The administration, by disclosing the briefings, sought to push back on claims by Democrats and Republicans in Congress that they were either not aware of programs to mine vast amounts of Internet data and business telephone records or were insufficiently briefed on the details.
Lawmakers said that what they knew was vague and broad — and that strict rules of classification prevented them from truly debating the programs or conducting proper oversight.
In separate but identical letters sent on Oct. 19, 2011, Assistant Attorney General Ronald Weich told two of Congress’s most outspoken critics of the efforts, Senators Ron Wyden of Oregon and Mark Udall of Colorado, both Democrats, that in December 2009 and February 2011 the Justice Department and intelligence agencies provided a classified document to Congress describing the surveillance efforts in detail.
The letter said the House and Senate Intelligence Committees had been briefed “on these operations multiple times and have had access to copies of the classified” orders and opinions of the secret Foreign Intelligence Surveillance Court. Members of the committee were invited to share the information with other lawmakers.
Broader briefings were held in 2011 before the reauthorization of the Patriot Act, the post-Sept. 11 law that authorized much of the surveillance.
“Against this backdrop, we do not believe the executive branch is operating pursuant to ‘secret law’ or ‘secret opinions of the Department of Justice,’ ” Mr. Weich wrote. “Rather, the intelligence community is conducting court-authorized intelligence activities pursuant to a public statute, with the knowledge and oversight of Congress and the Intelligence Committees of both houses.”
On Friday, Mr. Udall and Mr. Wyden released a joint statement repeating that they had “long been concerned about the degree to which this collection has relied on ‘secret law.’ ”
“Senior administration officials have stated on multiple occasions that the Patriot Act’s ‘business records’ authority is ‘analogous to a grand jury subpoena,’ ” they said. They added that “multiple senior officials have stated that U.S. intelligence agencies do not collect information or dossiers on ‘millions of Americans,’ ” assertions that they believe have been contradicted by revelations of Internet data mining and a court order asking a Verizon subsidiary to turn over logs of telephone calls.
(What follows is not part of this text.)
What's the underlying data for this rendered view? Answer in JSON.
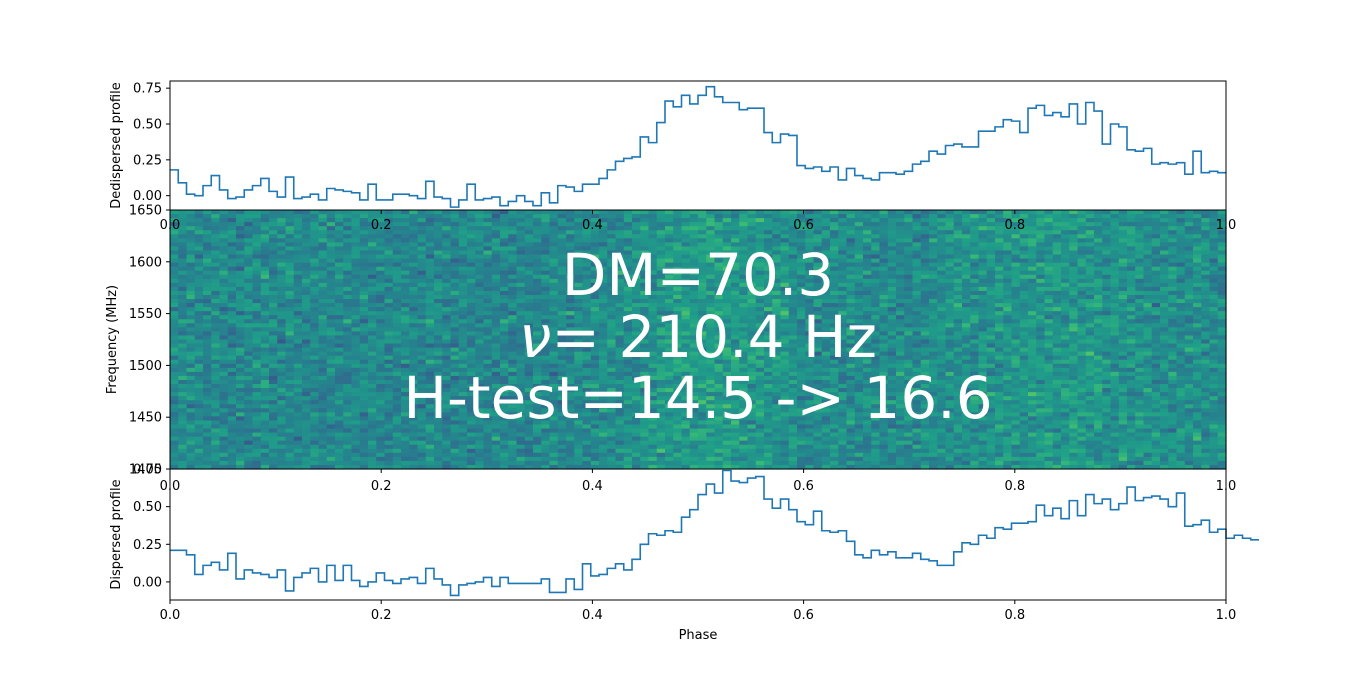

“Now that the fact of bulk collection has been declassified, we believe that more information about the scale of the collection, and specifically whether it involves the records of ‘millions of Americans,’ should be declassified as well,” they said.
The list of briefings begins on May 12, 2009, with a classified hearing of the Senate Intelligence Committee involving Gen. Keith B. Alexander, the head of the United States Cyber Command, and David S. Kris, assistant attorney general for national security.
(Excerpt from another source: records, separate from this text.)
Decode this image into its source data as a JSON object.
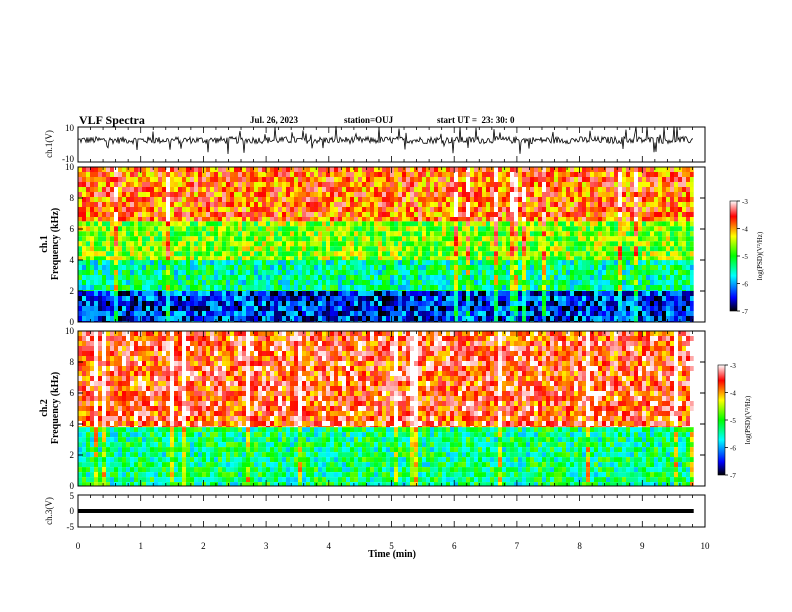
{
  "header": {
    "title": "VLF Spectra",
    "date": "Jul. 26, 2023",
    "station": "station=OUJ",
    "start": "start UT =  23: 30: 0"
  },
  "chart_data": [
    {
      "type": "line",
      "ylabel": "ch.1(V)",
      "ylim": [
        -10,
        10
      ],
      "yticks": [
        "10",
        "-10"
      ],
      "description_values": {
        "baseline_V": 2.5,
        "noise_amplitude_V": 2
      }
    },
    {
      "type": "heatmap",
      "ylabel_lines": [
        "ch.1",
        "Frequency (kHz)"
      ],
      "ylim": [
        0,
        10
      ],
      "yticks": [
        "0",
        "2",
        "4",
        "6",
        "8",
        "10"
      ],
      "colorbar": {
        "label": "log(PSD)(V²/Hz)",
        "ticks": [
          "-3",
          "-4",
          "-5",
          "-6",
          "-7"
        ],
        "range": [
          -7,
          -3
        ]
      },
      "bands_khz": [
        {
          "from": 0,
          "to": 2,
          "logpsd": -6.4
        },
        {
          "from": 2,
          "to": 4,
          "logpsd": -5.4
        },
        {
          "from": 4,
          "to": 6.5,
          "logpsd": -4.7
        },
        {
          "from": 6.5,
          "to": 10,
          "logpsd": -3.8
        }
      ]
    },
    {
      "type": "heatmap",
      "ylabel_lines": [
        "ch.2",
        "Frequency (kHz)"
      ],
      "ylim": [
        0,
        10
      ],
      "yticks": [
        "0",
        "2",
        "4",
        "6",
        "8",
        "10"
      ],
      "colorbar": {
        "label": "log(PSD)(V²/Hz)",
        "ticks": [
          "-3",
          "-4",
          "-5",
          "-6",
          "-7"
        ],
        "range": [
          -7,
          -3
        ]
      },
      "bands_khz": [
        {
          "from": 0,
          "to": 3.8,
          "logpsd": -5.3
        },
        {
          "from": 3.8,
          "to": 10,
          "logpsd": -3.6
        }
      ]
    },
    {
      "type": "line",
      "ylabel": "ch.3(V)",
      "ylim": [
        -5,
        5
      ],
      "yticks": [
        "5",
        "0",
        "-5"
      ],
      "description_values": {
        "level_V": 0
      }
    }
  ],
  "xaxis": {
    "label": "Time (min)",
    "xlim": [
      0,
      10
    ],
    "ticks": [
      "0",
      "1",
      "2",
      "3",
      "4",
      "5",
      "6",
      "7",
      "8",
      "9",
      "10"
    ],
    "data_end_min": 9.82
  },
  "colors": {
    "scale": [
      "#000000",
      "#0000ff",
      "#00ffff",
      "#00ff00",
      "#ffff00",
      "#ff0000",
      "#ffffff"
    ]
  }
}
On Feb. 14, 2011, all senators were offered the opportunity to discuss the broad authority under the Patriot Act with the director of national intelligence, James R. Clapper Jr.; the F.B.I. director, Robert S. Mueller III; and General Alexander. Mr. Mueller spoke to the House Republican Conference on May 13, 2011, and to the House Democratic Caucus on May 24, 2011.
On Feb. 8, 2011, Senators Dianne Feinstein of California, the chairwoman of the Intelligence Committee, and Saxby Chambliss of Georgia, the ranking Republican on the panel, invited every senator to a briefing with Mr. Clapper and Attorney General Eric H. Holder Jr. to discuss expiring provisions of the Foreign Intelligence Surveillance Act of 1978.
The provisions — “one on roving authority for electronic surveillance and the other on the acquisition of business records that are relevant to investigations to protect against international terrorism or espionage” — were added to the 1978 law by the Patriot Act.
But Senator Richard J. Durbin of Illinois, the Senate’s No. 2 Democrat, draws a distinction between the holding of such briefings and the informed consent of Congress. Very few lawmakers avail themselves of such briefings, he suggested, and only the most senior leaders are kept fully abreast of intelligence activities.
“You can count on two hands the number of people in Congress who really know,” he said in an interview on Friday.